Cambodian cuisine does not have a very high profile in the US. I’m not aware of any city that is reputed to have a significant Cambodian population, leave alone a significant Cambodian restaurant presence. Well, the greater L.A. metro area, probably, but even there there isn’t much talk of South East Asian cuisines beyond Vietnamese. While Minnesota’s Cambodian population is quite a bit lower than its Hmong and Vietnamese populations, we do have the fifth highest Cambodian population in the US outside California. As far as I know, this population is only represented by one major Cambodian restaurant: the venerable Cheng Heng on University Avenue in St. Paul. A Cambodian island in a sea of Thai, Vietnamese and Lao eateries, Cheng Heng has been around longer than most of them—about 21 years now. I’m embarrassed to say that even though this is our 11th year in Minnesota, we only just got around to eating there this past weekend. And I’m very sorry we waited this long as we really enjoyed the meal.
Located a block or so away from Thai Garden on one side and Trieu Chau on the other, Cheng Heng is a much larger restaurant than we were expecting or it appears to be from the outside. There’s a small parking lot to the left and street parking in front. You enter through an unassuming glass door to find yourself in a large’ish foyer with two decent-sized dining rooms on either side. The ambience is largely functional: there’re some Cambodian signifiers in the entryway and on the walls but that’s as far as it goes. It’s a bright space though with tables nicely spaced. Importantly, the food is very tasty.

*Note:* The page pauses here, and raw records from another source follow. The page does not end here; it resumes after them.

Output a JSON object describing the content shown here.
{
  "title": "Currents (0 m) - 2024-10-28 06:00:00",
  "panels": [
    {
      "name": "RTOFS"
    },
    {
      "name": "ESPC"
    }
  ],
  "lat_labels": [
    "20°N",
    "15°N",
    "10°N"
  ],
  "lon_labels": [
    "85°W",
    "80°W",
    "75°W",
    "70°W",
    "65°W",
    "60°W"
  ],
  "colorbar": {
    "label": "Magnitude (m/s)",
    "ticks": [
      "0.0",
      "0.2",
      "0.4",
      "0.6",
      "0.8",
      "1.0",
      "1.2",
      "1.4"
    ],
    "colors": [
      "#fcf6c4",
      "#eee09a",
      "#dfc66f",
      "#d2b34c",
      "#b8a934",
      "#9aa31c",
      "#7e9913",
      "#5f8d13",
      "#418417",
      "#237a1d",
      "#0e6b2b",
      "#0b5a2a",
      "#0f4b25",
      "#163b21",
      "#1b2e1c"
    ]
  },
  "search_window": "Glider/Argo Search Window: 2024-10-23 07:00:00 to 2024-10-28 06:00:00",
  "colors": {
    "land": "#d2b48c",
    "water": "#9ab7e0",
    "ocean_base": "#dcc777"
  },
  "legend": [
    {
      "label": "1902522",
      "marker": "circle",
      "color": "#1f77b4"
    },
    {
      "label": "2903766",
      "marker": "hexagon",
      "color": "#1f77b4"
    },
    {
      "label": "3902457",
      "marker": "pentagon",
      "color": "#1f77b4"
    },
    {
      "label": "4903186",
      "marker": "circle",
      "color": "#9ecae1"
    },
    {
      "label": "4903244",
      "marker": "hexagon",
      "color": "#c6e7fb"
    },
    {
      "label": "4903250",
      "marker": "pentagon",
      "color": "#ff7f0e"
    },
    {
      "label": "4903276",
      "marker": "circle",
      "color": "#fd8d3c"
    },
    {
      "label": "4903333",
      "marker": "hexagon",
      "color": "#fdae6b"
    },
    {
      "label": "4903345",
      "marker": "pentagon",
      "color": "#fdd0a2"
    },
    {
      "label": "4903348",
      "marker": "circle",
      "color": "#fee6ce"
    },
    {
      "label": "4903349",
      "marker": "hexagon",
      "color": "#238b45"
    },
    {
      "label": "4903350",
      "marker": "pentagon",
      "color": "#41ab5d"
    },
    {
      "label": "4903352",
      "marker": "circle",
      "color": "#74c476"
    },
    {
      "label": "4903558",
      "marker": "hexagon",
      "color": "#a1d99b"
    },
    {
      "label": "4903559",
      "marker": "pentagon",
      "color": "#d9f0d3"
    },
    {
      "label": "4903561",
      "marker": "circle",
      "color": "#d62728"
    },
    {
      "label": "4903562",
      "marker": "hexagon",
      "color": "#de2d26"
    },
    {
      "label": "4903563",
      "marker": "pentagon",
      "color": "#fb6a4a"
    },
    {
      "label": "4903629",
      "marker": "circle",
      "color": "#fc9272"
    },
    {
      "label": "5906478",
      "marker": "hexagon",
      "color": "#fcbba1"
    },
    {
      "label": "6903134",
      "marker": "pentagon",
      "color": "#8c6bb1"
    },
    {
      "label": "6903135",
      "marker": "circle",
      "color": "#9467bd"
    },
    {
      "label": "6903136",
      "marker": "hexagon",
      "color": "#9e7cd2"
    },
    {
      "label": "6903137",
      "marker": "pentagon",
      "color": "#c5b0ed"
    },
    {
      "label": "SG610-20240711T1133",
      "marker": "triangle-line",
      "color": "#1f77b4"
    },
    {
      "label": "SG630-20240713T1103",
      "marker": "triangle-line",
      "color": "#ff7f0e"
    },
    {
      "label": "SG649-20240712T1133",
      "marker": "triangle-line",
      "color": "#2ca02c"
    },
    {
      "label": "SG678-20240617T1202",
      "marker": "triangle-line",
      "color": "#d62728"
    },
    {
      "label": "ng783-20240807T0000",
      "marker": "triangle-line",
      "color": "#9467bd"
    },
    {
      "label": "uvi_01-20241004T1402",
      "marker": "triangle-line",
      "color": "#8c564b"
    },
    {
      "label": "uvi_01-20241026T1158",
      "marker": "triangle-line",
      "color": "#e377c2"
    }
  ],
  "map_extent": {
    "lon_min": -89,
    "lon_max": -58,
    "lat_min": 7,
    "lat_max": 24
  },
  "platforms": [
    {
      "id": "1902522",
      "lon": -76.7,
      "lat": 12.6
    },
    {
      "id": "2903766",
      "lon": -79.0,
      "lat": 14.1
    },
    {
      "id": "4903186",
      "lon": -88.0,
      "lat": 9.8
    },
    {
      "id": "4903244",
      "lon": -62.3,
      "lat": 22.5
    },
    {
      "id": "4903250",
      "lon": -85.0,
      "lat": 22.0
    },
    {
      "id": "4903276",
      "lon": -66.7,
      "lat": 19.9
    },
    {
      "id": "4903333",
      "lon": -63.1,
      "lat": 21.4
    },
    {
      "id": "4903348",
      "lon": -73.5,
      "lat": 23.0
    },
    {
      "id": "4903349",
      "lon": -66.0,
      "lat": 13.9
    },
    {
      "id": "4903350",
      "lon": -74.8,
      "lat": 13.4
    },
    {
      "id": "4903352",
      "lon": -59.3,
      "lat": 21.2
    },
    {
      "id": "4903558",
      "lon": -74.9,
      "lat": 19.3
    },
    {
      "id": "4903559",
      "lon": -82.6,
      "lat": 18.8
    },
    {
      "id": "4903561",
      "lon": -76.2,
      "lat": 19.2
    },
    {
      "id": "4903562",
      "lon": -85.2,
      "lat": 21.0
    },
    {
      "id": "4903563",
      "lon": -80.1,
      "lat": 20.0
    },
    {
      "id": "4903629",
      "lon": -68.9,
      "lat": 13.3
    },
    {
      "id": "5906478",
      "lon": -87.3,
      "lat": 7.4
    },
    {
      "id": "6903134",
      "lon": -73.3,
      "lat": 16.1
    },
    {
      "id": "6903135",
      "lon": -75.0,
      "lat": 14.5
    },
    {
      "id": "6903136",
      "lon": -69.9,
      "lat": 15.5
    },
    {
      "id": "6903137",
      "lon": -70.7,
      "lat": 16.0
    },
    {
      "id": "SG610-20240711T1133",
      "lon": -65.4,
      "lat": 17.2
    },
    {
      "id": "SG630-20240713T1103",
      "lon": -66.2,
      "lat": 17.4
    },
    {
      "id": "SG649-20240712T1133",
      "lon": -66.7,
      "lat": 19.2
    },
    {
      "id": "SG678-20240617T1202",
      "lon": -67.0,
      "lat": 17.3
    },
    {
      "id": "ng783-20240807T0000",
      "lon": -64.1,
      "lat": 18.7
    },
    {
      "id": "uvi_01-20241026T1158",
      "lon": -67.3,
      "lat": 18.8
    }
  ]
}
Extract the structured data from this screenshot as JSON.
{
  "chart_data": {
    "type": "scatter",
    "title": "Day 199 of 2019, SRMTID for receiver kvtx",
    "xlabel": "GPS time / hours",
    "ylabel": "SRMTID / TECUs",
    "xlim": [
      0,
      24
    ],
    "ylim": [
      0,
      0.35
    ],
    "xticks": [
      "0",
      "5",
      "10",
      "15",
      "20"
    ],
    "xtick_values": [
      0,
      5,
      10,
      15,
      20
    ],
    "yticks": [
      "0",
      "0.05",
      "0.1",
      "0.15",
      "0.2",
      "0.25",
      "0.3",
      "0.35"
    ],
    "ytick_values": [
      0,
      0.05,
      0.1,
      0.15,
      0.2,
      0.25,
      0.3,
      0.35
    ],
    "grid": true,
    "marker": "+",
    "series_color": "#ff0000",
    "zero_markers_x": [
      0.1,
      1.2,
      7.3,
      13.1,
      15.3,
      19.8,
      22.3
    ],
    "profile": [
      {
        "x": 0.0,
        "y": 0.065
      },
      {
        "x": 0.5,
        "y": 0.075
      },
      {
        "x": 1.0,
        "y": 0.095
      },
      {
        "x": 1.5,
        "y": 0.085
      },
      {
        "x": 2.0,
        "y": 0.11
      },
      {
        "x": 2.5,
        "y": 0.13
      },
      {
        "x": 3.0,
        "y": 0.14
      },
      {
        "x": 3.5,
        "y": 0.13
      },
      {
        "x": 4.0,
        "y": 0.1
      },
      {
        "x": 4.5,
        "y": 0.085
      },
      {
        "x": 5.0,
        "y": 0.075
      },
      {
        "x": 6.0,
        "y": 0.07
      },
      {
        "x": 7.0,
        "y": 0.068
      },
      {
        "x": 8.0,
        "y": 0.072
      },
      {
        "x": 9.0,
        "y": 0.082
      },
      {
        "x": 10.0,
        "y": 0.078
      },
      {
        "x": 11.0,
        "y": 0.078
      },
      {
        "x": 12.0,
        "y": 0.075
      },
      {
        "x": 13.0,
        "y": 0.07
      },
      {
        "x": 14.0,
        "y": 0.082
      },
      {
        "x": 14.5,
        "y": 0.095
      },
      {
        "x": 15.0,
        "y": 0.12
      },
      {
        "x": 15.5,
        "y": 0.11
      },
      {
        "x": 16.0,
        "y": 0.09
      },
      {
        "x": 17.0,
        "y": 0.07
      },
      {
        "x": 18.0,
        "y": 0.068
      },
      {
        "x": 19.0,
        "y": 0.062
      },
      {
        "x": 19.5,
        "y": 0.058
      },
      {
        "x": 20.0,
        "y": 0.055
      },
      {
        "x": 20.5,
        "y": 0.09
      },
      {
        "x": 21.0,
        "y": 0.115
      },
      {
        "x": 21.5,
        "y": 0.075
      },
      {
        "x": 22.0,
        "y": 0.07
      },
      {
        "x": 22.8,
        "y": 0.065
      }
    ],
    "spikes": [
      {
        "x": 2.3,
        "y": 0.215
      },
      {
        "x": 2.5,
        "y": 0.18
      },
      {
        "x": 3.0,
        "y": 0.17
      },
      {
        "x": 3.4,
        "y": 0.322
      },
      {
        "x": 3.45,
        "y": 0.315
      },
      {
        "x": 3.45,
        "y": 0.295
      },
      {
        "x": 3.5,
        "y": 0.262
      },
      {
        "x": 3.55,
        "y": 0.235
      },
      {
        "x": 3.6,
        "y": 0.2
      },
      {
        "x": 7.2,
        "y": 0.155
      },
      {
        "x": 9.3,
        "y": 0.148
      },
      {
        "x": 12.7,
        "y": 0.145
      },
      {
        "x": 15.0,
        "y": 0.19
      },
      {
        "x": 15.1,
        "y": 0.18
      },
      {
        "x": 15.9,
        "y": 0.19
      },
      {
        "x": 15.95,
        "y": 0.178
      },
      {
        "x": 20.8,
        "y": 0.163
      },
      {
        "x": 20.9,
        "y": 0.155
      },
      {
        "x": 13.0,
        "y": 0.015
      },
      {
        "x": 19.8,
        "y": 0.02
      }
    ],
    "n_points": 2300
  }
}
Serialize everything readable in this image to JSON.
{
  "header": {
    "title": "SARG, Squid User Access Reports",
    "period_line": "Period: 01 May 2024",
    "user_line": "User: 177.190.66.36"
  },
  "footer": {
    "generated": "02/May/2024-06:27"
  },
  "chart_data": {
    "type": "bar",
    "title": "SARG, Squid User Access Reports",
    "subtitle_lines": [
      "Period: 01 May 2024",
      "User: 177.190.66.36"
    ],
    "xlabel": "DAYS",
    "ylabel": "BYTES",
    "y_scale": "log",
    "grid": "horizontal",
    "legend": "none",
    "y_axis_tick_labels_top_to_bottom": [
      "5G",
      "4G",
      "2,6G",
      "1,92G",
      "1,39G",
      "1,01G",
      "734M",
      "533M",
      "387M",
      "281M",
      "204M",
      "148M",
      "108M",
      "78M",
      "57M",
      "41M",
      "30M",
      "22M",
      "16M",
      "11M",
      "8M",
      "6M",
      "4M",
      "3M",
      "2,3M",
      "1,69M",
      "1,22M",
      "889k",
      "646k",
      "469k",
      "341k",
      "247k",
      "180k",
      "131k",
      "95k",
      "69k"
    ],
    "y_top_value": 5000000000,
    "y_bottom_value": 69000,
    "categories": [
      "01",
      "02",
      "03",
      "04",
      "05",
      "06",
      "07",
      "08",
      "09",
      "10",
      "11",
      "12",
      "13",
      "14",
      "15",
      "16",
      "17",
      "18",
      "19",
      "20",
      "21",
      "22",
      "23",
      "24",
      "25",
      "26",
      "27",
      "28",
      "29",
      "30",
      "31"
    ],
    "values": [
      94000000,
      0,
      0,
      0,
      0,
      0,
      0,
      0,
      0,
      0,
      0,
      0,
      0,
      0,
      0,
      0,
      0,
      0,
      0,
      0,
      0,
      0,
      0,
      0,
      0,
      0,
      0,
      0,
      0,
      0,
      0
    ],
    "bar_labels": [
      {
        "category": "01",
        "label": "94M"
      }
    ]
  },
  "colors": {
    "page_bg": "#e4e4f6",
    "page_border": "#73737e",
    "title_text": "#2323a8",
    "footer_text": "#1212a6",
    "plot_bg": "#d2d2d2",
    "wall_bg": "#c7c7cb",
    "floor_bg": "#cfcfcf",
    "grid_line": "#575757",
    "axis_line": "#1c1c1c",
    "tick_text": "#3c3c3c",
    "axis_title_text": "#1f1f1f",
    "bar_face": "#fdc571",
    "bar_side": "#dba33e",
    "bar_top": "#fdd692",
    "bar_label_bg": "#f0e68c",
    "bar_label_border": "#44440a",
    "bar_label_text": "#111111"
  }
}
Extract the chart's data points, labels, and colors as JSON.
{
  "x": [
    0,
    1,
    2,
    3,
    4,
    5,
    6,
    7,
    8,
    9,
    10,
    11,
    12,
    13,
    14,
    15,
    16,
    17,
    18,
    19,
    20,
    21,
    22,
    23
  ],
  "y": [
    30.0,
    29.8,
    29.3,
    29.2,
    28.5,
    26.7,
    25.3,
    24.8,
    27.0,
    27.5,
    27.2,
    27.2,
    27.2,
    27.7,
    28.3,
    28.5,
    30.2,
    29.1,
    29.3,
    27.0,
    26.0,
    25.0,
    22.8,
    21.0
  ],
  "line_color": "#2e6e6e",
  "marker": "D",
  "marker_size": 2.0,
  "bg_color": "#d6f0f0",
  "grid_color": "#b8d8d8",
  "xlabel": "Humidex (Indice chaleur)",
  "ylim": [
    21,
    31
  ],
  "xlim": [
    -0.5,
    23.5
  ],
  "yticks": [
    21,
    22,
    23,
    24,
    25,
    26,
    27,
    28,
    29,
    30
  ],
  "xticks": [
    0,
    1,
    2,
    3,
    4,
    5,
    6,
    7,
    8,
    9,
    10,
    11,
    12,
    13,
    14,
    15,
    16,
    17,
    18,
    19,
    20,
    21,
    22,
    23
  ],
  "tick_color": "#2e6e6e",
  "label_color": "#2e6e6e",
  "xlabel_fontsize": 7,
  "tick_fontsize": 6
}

As I don’t know very much about Cambodian cuisine I enlisted the help of the internets and friends who’ve travelled in Cambodia and discovered that what I had suspected is probably true: that Cambodian food is in a continuum with Vietnamese, Hmong and Thai food. It makes complete sense that this should be true: cultural flows rarely respect relatively recent, artificial national boundaries. And given the demographics of the broader South East Asian community in St. Paul—our server told me that they only get an appreciable Cambodian crowd on weekends—there’s also pho and such like on the menu. The Cambodian menu at Cheng Heng is extensive, however, and if you haven’t done any “research” to try to gauge which those dishes are and what they’re like, the friendly servers are only too happy to explain and offer guidance. (The menu also has pictures.)
We were a large group: our usual group plus three more made up a table of 11 (nine adults and our brats). Well, it was two tables pushed together. We ordered a fair bit of food and devoured it all. I think I speak for the group when I say that we liked everything a lot. There was only one thing that didn’t make too much of an impression on me but others in the group liked it more. I am certainly in no position to opine on the authenticity of the flavours here but the cooking was good. To see what we ate, launch the slideshow below. Scroll down to see how much all this cost plus comments on service etc.
My favourite dishes were the pork skin and tripe salads, the ho-mok, the machu Angkor and the fried rice with pahok ktiss sauce. But really there was nothing I did not like. By the way, the salads—which were not identical in flavour—were the only dishes with appreciable heat (and I’d asked for things that were meant to be spicy to be made spicy). The only things that evoked ambivalence were the bubble teas.
All in all, we got a lot of food: two orders of the chive dumplings, three salads, two stir-fries, two rice dishes, two orders of the ho-mok, and three more large soup/curry dishes. Plus five young coconuts, two bubble teas and a Sprite. All of this with tax and a very generous tip came out to just above $21/head. Frankly, I think they should charge more. This is not something that is in great supply in our area and our meal here was superior to our meals at Thai Cafe and Thai Garden—both of which we’d enjoyed as well. Indeed, I look forward to coming back soon to try even more of the menu. If you haven’t been there yet either you should go too.
Okay, back to Los Angeles on Thursday for some sushi. My next Minnesota review will likely be of a non-South East Asian restaurant, though not one very far away from Cheng Heng.